Le Temps

Jeff Bezos finit d’écraser la rébellion

Dans sa lettre annuelle aux actionnair­es, le directeur d’Amazon ne reconnaît aucune erreur envers ses employés. Une semaine après leur tentative infructueu­se de syndicalis­ation aux Etats-Unis, Jeff Bezos a lancé une campagne de communicat­ion

- ANOUCH SEYDTAGHIA @Anouch

Vingt-deux minutes. C’est le temps affiché par le petit compteur, en haut à gauche de la lettre aux actionnair­es signée par Jeff Bezos. Et c’est juste: il faut 22 minutes pour lire cette missive signée par le fondateur et directeur d’Amazon. L’homme est obsédé par les chiffres et par le temps. Un exemple? Dans sa lettre, il dit avoir fait épargner à chacun de ses clients 75 heures de trajet et de présence dans les magasins, pour une valeur totale, calcule-t-il, de 126 milliards de dollars en 2020.

Il y a les chiffres. Il y a aussi le ton. Six jours après l’échec d’une tentative de syndicalis­ation dans un entrepôt du groupe à Bessemer, en Alabama, Jeff Bezos a profité de sa lettre annuelle pour y réagir. Sans nuance. «Si vous lisez certains articles, vous pourriez penser que nous ne nous soucions pas de nos employés. Dans ces reportages, nos employés sont parfois accusés [sic] d’être des âmes désespérée­s et traités comme des robots. C’est faux», écrit Jeff Bezos. L’homme précise avoir recruté 500000 personnes en 2020, pour compter désormais 1,3 million d’employés.

«S’étirer, s’hydrater…»

Le directeur d’Amazon – qui en deviendra le président fin 2021 – ne mentionne à aucun moment les syndicats. Mais la lettre leur est aussi destinée, Jeff Bezos entrant dans un niveau de détail inhabituel: «Les employés peuvent prendre des pauses informelle­s tout au long de leur journée de travail pour s’étirer, s’hydrater, aller aux toilettes ou parler à un responsabl­e, sans que cela ait une incidence sur leurs performanc­es. Ces pauses informelle­s s’ajoutent aux 30 minutes de déjeuner et aux 30 minutes de pause prévues dans leur horaire normal.» Mais pas un mot sur les chauffeurs contrôlés en permanence par des caméras ou sur les employés contraints d’uriner dans des bouteilles.

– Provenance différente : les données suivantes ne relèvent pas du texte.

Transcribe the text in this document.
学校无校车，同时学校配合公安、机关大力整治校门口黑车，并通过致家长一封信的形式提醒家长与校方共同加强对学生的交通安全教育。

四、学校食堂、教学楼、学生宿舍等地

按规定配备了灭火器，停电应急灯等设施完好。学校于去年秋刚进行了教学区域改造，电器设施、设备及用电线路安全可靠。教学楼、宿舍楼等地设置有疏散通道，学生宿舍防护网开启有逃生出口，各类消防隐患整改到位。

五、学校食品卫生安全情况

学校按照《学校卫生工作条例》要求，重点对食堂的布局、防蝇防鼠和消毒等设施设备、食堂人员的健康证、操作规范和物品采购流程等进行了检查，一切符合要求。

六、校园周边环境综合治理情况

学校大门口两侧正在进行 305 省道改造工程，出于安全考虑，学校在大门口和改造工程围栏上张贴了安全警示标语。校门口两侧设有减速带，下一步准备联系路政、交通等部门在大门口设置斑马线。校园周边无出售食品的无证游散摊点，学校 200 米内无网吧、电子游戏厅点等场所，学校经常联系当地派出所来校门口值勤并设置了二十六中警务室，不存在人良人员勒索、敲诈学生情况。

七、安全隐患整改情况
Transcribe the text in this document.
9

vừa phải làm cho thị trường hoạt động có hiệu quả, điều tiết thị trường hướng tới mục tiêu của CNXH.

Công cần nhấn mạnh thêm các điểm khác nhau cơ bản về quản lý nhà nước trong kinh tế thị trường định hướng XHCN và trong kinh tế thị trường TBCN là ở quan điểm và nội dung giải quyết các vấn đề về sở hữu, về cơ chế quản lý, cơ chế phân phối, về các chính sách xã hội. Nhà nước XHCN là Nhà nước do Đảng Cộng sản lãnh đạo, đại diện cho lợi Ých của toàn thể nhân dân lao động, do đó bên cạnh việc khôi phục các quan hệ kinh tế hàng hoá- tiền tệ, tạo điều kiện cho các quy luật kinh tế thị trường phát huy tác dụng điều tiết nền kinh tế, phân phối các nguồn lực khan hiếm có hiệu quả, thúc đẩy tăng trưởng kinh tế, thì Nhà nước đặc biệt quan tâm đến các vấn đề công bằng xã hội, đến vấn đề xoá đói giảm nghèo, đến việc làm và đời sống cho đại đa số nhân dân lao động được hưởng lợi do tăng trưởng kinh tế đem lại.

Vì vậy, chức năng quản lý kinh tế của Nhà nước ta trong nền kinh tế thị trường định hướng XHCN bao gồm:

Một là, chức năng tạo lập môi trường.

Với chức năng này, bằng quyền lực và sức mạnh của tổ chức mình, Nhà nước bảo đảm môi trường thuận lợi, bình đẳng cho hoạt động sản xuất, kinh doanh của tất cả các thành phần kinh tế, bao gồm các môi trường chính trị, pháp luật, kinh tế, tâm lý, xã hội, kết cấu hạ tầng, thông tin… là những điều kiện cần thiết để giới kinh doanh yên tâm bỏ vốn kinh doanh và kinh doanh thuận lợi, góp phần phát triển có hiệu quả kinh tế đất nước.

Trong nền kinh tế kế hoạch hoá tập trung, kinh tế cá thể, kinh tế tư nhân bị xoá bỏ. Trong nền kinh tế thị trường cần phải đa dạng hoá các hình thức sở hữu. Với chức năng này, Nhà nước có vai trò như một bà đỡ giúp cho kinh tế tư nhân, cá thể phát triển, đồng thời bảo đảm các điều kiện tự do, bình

Selon Jeff Bezos, «les objectifs fixés ne sont pas irréaliste­s». Dans ces conditions, aucune raison de se syndiquer. D’autant qu’Amazon doit devenir «le meilleur et le plus sûr employeur de la planète», selon Jeff Bezos, notamment en calculant un nouveau type de rotation de postes pour ses employés afin qu’ils se blessent moins à certaines articulati­ons.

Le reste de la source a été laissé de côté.